A fatal crash involving a Tesla Model 3 on Autopilot which occurred on March 1st in Delray Beach, Florida, is currently under investigation by the National Transportation Safety Board (NTSB). Does this latest Tesla fatal crash spell trouble for the electric car maker?
Preliminary Report On Tesla Fatal Crash
A preliminary report has just been released on the accident, which occurred when the Tesla slammed into a semi-truck. The NTSB states that the Autopilot feature had been activated only ten seconds before the collision, and during the eight seconds just prior to impact, Tesla did not detect the driver’s hands on the wheel.

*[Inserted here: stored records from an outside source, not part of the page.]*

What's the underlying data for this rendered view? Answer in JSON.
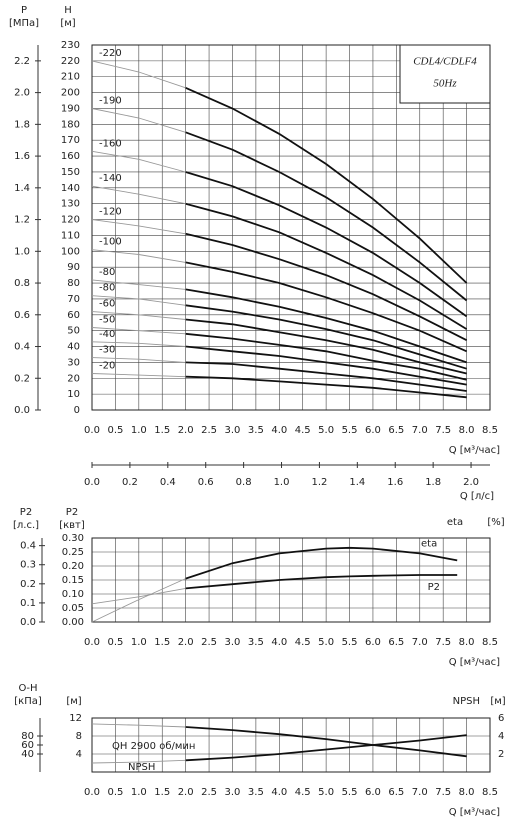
{
  "chart_data": [
    {
      "type": "line",
      "box_title": "CDL4/CDLF4",
      "box_subtitle": "50Hz",
      "y_label": "H",
      "y_unit": "[м]",
      "y2_label": "P",
      "y2_unit": "[МПа]",
      "x_label": "Q [м³/час]",
      "x2_label": "Q [л/с]",
      "color": "#111111",
      "lead_color": "#999999",
      "operating_range": [
        2,
        8
      ],
      "grid": true,
      "xlim": [
        0,
        8.5
      ],
      "xticks": [
        {
          "value": 0,
          "label": "0.0"
        },
        0.5,
        {
          "value": 1,
          "label": "1.0"
        },
        1.5,
        {
          "value": 2,
          "label": "2.0"
        },
        2.5,
        {
          "value": 3,
          "label": "3.0"
        },
        3.5,
        {
          "value": 4,
          "label": "4.0"
        },
        4.5,
        {
          "value": 5,
          "label": "5.0"
        },
        5.5,
        {
          "value": 6,
          "label": "6.0"
        },
        6.5,
        {
          "value": 7,
          "label": "7.0"
        },
        7.5,
        {
          "value": 8,
          "label": "8.0"
        },
        8.5
      ],
      "ylim": [
        0,
        230
      ],
      "yticks": [
        0,
        10,
        20,
        30,
        40,
        50,
        60,
        70,
        80,
        90,
        100,
        110,
        120,
        130,
        140,
        150,
        160,
        170,
        180,
        190,
        200,
        210,
        220,
        230
      ],
      "y2lim": [
        0,
        2.3
      ],
      "y2ticks": [
        {
          "value": 0,
          "label": "0.0"
        },
        0.2,
        0.4,
        0.6,
        0.8,
        {
          "value": 1,
          "label": "1.0"
        },
        1.2,
        1.4,
        1.6,
        1.8,
        {
          "value": 2,
          "label": "2.0"
        },
        2.2
      ],
      "x2lim": [
        0,
        2.1
      ],
      "x2ticks": [
        {
          "value": 0,
          "label": "0.0"
        },
        0.2,
        0.4,
        0.6,
        0.8,
        {
          "value": 1,
          "label": "1.0"
        },
        1.2,
        1.4,
        1.6,
        1.8,
        {
          "value": 2,
          "label": "2.0"
        }
      ],
      "x": [
        0,
        1,
        2,
        3,
        4,
        5,
        6,
        7,
        8
      ],
      "series": [
        {
          "name": "-220",
          "values": [
            220,
            213,
            203,
            190,
            174,
            155,
            133,
            108,
            80
          ]
        },
        {
          "name": "-190",
          "values": [
            190,
            184,
            175,
            164,
            150,
            134,
            115,
            93,
            69
          ]
        },
        {
          "name": "-160",
          "values": [
            163,
            158,
            150,
            141,
            129,
            115,
            99,
            80,
            59
          ]
        },
        {
          "name": "-140",
          "values": [
            141,
            136,
            130,
            122,
            112,
            99,
            85,
            69,
            51
          ]
        },
        {
          "name": "-120",
          "values": [
            120,
            116,
            111,
            104,
            95,
            85,
            73,
            59,
            44
          ]
        },
        {
          "name": "-100",
          "values": [
            101,
            98,
            93,
            87,
            80,
            71,
            61,
            50,
            37
          ]
        },
        {
          "name": "-80",
          "values": [
            82,
            79,
            76,
            71,
            65,
            58,
            50,
            40,
            30
          ]
        },
        {
          "name": "-80",
          "values": [
            72,
            70,
            66,
            62,
            57,
            51,
            44,
            35,
            26
          ]
        },
        {
          "name": "-60",
          "values": [
            62,
            60,
            57,
            54,
            49,
            44,
            38,
            30,
            23
          ]
        },
        {
          "name": "-50",
          "values": [
            52,
            50,
            48,
            45,
            41,
            37,
            31,
            26,
            19
          ]
        },
        {
          "name": "-40",
          "values": [
            43,
            42,
            40,
            37,
            34,
            30,
            26,
            21,
            16
          ]
        },
        {
          "name": "-30",
          "values": [
            33,
            32,
            30,
            29,
            26,
            23,
            20,
            16,
            12
          ]
        },
        {
          "name": "-20",
          "values": [
            23,
            22,
            21,
            20,
            18,
            16,
            14,
            11,
            8
          ]
        }
      ]
    },
    {
      "type": "line",
      "y_label": "P2",
      "y_unit": "[квт]",
      "y2_label": "P2",
      "y2_unit": "[л.с.]",
      "y3_label": "eta",
      "y3_unit": "[%]",
      "x_label": "Q [м³/час]",
      "color": "#111111",
      "lead_color": "#999999",
      "operating_range": [
        2,
        7.8
      ],
      "grid": true,
      "xlim": [
        0,
        8.5
      ],
      "xticks": [
        {
          "value": 0,
          "label": "0.0"
        },
        0.5,
        {
          "value": 1,
          "label": "1.0"
        },
        1.5,
        {
          "value": 2,
          "label": "2.0"
        },
        2.5,
        {
          "value": 3,
          "label": "3.0"
        },
        3.5,
        {
          "value": 4,
          "label": "4.0"
        },
        4.5,
        {
          "value": 5,
          "label": "5.0"
        },
        5.5,
        {
          "value": 6,
          "label": "6.0"
        },
        6.5,
        {
          "value": 7,
          "label": "7.0"
        },
        7.5,
        {
          "value": 8,
          "label": "8.0"
        },
        8.5
      ],
      "ylim": [
        0,
        0.3
      ],
      "yticks": [
        {
          "value": 0,
          "label": "0.00"
        },
        0.05,
        {
          "value": 0.1,
          "label": "0.10"
        },
        0.15,
        {
          "value": 0.2,
          "label": "0.20"
        },
        0.25,
        {
          "value": 0.3,
          "label": "0.30"
        }
      ],
      "y2lim": [
        0,
        0.44
      ],
      "y2ticks": [
        {
          "value": 0,
          "label": "0.0"
        },
        0.1,
        0.2,
        0.3,
        0.4
      ],
      "x": [
        0,
        1,
        2,
        3,
        4,
        5,
        5.5,
        6,
        7,
        7.8
      ],
      "series": [
        {
          "name": "eta",
          "values": [
            0,
            0.08,
            0.155,
            0.21,
            0.245,
            0.262,
            0.265,
            0.262,
            0.245,
            0.22
          ]
        },
        {
          "name": "P2",
          "values": [
            0.065,
            0.09,
            0.12,
            0.135,
            0.15,
            0.16,
            0.163,
            0.165,
            0.168,
            0.168
          ]
        }
      ]
    },
    {
      "type": "line",
      "y_label": "О-Н",
      "y3_unit": "[кПа]",
      "y_unit": "[м]",
      "y2_label": "NPSH",
      "y2_unit": "[м]",
      "x_label": "Q [м³/час]",
      "color": "#111111",
      "lead_color": "#999999",
      "operating_range": [
        2,
        8
      ],
      "grid": true,
      "xlim": [
        0,
        8.5
      ],
      "xticks": [
        {
          "value": 0,
          "label": "0.0"
        },
        0.5,
        {
          "value": 1,
          "label": "1.0"
        },
        1.5,
        {
          "value": 2,
          "label": "2.0"
        },
        2.5,
        {
          "value": 3,
          "label": "3.0"
        },
        3.5,
        {
          "value": 4,
          "label": "4.0"
        },
        4.5,
        {
          "value": 5,
          "label": "5.0"
        },
        5.5,
        {
          "value": 6,
          "label": "6.0"
        },
        6.5,
        {
          "value": 7,
          "label": "7.0"
        },
        7.5,
        {
          "value": 8,
          "label": "8.0"
        },
        8.5
      ],
      "ylim": [
        0,
        12
      ],
      "yticks": [
        4,
        8,
        12
      ],
      "y2lim": [
        0,
        6
      ],
      "y2ticks": [
        2,
        4,
        6
      ],
      "y3lim": [
        0,
        120
      ],
      "y3ticks": [
        40,
        60,
        80
      ],
      "x": [
        0,
        1,
        2,
        3,
        4,
        5,
        6,
        7,
        8
      ],
      "series": [
        {
          "name": "QH 2900 об/мин",
          "values": [
            10.7,
            10.4,
            10,
            9.3,
            8.4,
            7.3,
            6,
            4.8,
            3.5
          ]
        },
        {
          "name": "NPSH",
          "axis": "y2",
          "values": [
            1,
            1.1,
            1.3,
            1.6,
            2,
            2.5,
            3,
            3.5,
            4.1
          ]
        }
      ]
    }
  ]
}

According to initial data, the Tesla was traveling at 68 miles per hour when it hit the truck, 13 miles per hour over the posted speed limit. The truck was making a left turn across the highway when the Model 3 hit the side of the trailer and slid beneath it, shearing off the roof as it went. The Tesla continued driving for about 1,600 feet before coming to a stop.
None of the Tesla data nor its videos suggest that the driver or Autopilot attempted to perform any evasive maneuvers to avoid the accident. It is unknown whether the driver received any warnings that may have been ignored.
The driver of the Model 3, Jeremy Banner, died at the scene. The driver of the semi-truck did not receive any injuries.
Previous Fatal Autopilot Accidents
A Tesla Model S driver died near Williston, Florida, in May of 2016 while Autopilot was engaged. He also crashed into a semi-truck and sheared off the roof of his vehicle.
In March 2018, a Model X driver was driving in Autopilot mode when he was killed. According to Tesla, he had received warnings to put his hands on the wheel but apparently took no action before the crash occurred.
“We are deeply saddened by this accident and our thoughts are with everyone affected by this tragedy,” said Tesla in a statement regarding the latest incident. “Tesla drivers have logged more than one billion miles with Autopilot engaged, and our data shows that, when used properly by an attentive driver who is prepared to take control at all times, drivers supported by Autopilot are safer than those operating without assistance. For the past three quarters we have released quarterly safety data directly from our vehicles which demonstrates that.”
The NTSB will continue to investigate the crash, and is expected to release a final report sometime in the next 12 to 24 months. The National Highway Traffic Safety Administration (NHTSA) will also investigate the incident, and said Thursday that it is “carefully evaluating all available data and will share any findings upon conclusion of its investigation.”
The NTSB can only make safety recommendations, but the NHTSA can order a recall if they believe some aspect of a vehicle posts an unreasonable safety risk to the general public.